Several antiretrovirals were missing from the World Health Organization list, "and for others, there is only one source, the patent manufacturer," Dr. Pecoul said. "But, hopefully, W.H.O. will go on."
For other drugs, multiple suppliers are listed. Approved makers of AZT included GlaxoSmithKline, the world's largest pharmaceutical company, which holds the patent in most Western countries. Also listed were Cipla and Combino Pharm, a six-year-old Spanish generics maker that supplies AZT to Gabon, the Ivory Coast and Tunisia and has a contract with Doctors Without Borders.
"I won't say we don't mind that. We always defend our patents," a GlaxoSmithKline spokesman, Adam Chandler, said. "But in this case, the W.H.O. made the decision and we've got to abide by it. We believe the way to do this is to negotiate arrangements with governments and employers in the developing world, and in poorer countries we've said we will supply at cost."
For ciprofloxacin, the antibiotic whose patent status and high price became an issue during last year's anthrax scare, the patent owner, Bayer, is not on the list as a safe supplier for AIDS-related infections. But Cipla and a Spanish generics company, Laboratorios Cinfa S.A., are. Dr. Quick of the health organization declined to say why any particular company was not on the initial list, but said they might simply not have applied yet.
He said that whether a drug was a patented or generic version was "never a question." In soliciting applications, the health organization had decided to inspect "any company that was legally registered in its own country."
( The Economic Times, March 21, 2002)
LOCAL ANTI-AIDS BRIGADE STEALS A MARCH OVER THE WEST
Cipla makes it to WHO list
The World Health Organisation on Wednesday included Cipla in its first list of preferred international suppliers of AIDS drugs, move analysts said would boost its stature but not necessarily sales.

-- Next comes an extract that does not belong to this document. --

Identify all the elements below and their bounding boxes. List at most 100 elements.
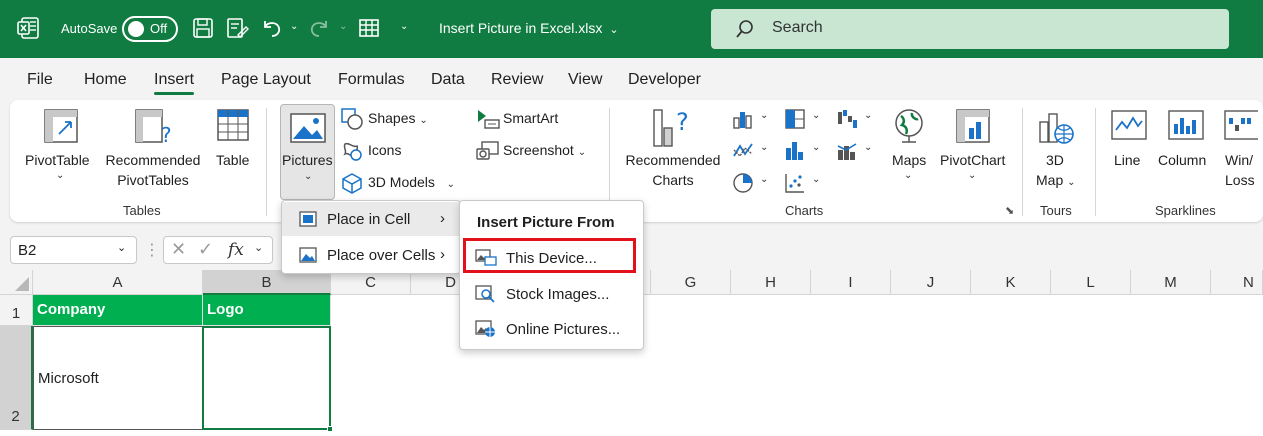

Cipla shook multinational drug companies last year by offering to provide a triple-drug anti-AIDS cocktail for less than $1 a day to poor patients in Africa. Other suppliers named on the site www.who.int/medicines are GlaxoSmithKline, Bristol-Myers Squibb, Abbott Laboratories, Roche Holding, French firm Doms Recoedati and the Spanish drugmakers Combino Pharm SL and Laboratories Cinfa.
This is a significant development for CIpla,"said Dilip Shah, secretary general of the Indian Pharmaceutical Alliance. But analysts said it was too early to assess the impact on Cipla's sales. "Its difficult to predict whether this approval will translate into large volumes for Cipla, though it does not open up to them the possibility of bidding for WHO tenders." said ABN AMRO analyst Giridhar Iyengar.